Life insurance quotes for whole, universal and variable policies

The distinction made by the insurance industry is between term and permanent life insurance. So you either buy a policy for a fixed term of years which then expires, or the policy is "permanent", i.e. it usually stays valid and enforceable during your life. The other elements of permanence cover the premium rate which can remain the same throughout your life and the terms of the policy which continue to apply regardless of any change in your health or other circumstances. Never liking to leave anything really simple and straightforward, the industry then divides policies into three basic types.

The first is the so-called whole life policy which many consider the most appropriate because the insurers tend to offer minimum guarantees. Why are guarantees useful? For someone aged in their twenties, it is difficult to predict what will happen over the next fifty years (allowing for the average life expectancy). Despite the fact that stock markets have shown steady growth over time, this is partly due to inflation. The buying power of the dollar today will be worn away by price increases, so the numbers representing stock values have to keep rising to keep pace. This is not an increase in real values. It simply prevents a loss of value. So, if an insurer today guarantees you a minimum rate of return over your lifetime, and that rate is better than inflation, it looks a good deal to take it. Better the known than the unknown.

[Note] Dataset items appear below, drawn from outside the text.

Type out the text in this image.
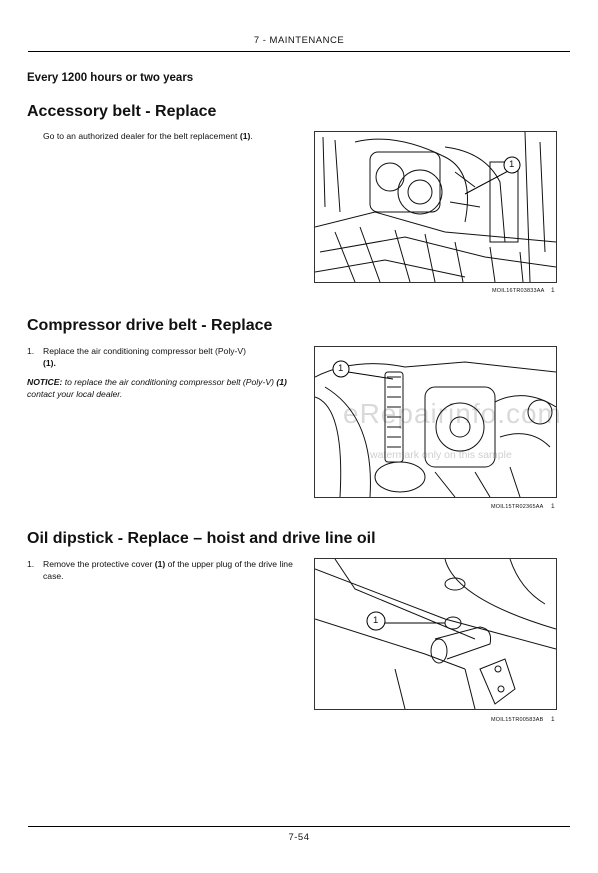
7 - MAINTENANCE
Every 1200 hours or two years
Accessory belt - Replace
Go to an authorized dealer for the belt replacement (1).
1
MOIL16TR03833AA 1
Compressor drive belt - Replace
1. Replace the air conditioning compressor belt (Poly-V)
(1).
NOTICE: to replace the air conditioning compressor belt (Poly-V) (1) contact your local dealer.
1
eRepairinfo.com
watermark only on this sample
MOIL15TR02365AA 1
Oil dipstick - Replace – hoist and drive line oil
1.	Remove the protective cover (1) of the upper plug of the drive line case.
1
MOIL15TR00583AB 1
7-54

The second type of policy is the universal which offers more flexibility, allowing you to vary the amount you pay into the fund according to changes in your financial circumstances. When you are new to the world of employment, pay is low and so you start with a low premium rate. As your pay increases, you increase the premium rate. If there is a family emergency, you can elect not to pay for a period of time. The key difference is that a whole life policy collects and adds dividends to the cash value, whereas the universal simply pays interest on the cash in hand. Despite this, there are minimum values guaranteed but they tend to be lower than the guaranteed amounts in whole life policies.

The third type of policy, the variable, appeals to those with a higher risk appetite. It gives you more control over the investments. Some insurers do offer you guidance on investment strategies, but the price of your management is you take responsibility for generating the returns. The insurer does not give anything more than a token guaranteed minimum for the benefits payable to your dependents.

As suggested in previous articles, the promise of growth in cash value, whether through investment or the payment of interest, is something of a smokescreen. When you are going through the life insurance quotes to decide which policy might represent the best buy for you, do not focus on the investment opportunities.

Analyze the life investment quotes to find the policies offering permanence on the best terms. What you should consider is the possibility of problems with your employment. Is there a way you can keep the policy in place if you cannot afford to pay the same level of premium? Some allow you to convert the policy to one fully-paid-up, using the cash value to buy future years. Others allow you to suspend payment for a period. Since your main purpose should be protecting the interests of your dependents, keeping the policy in place is the most important factor.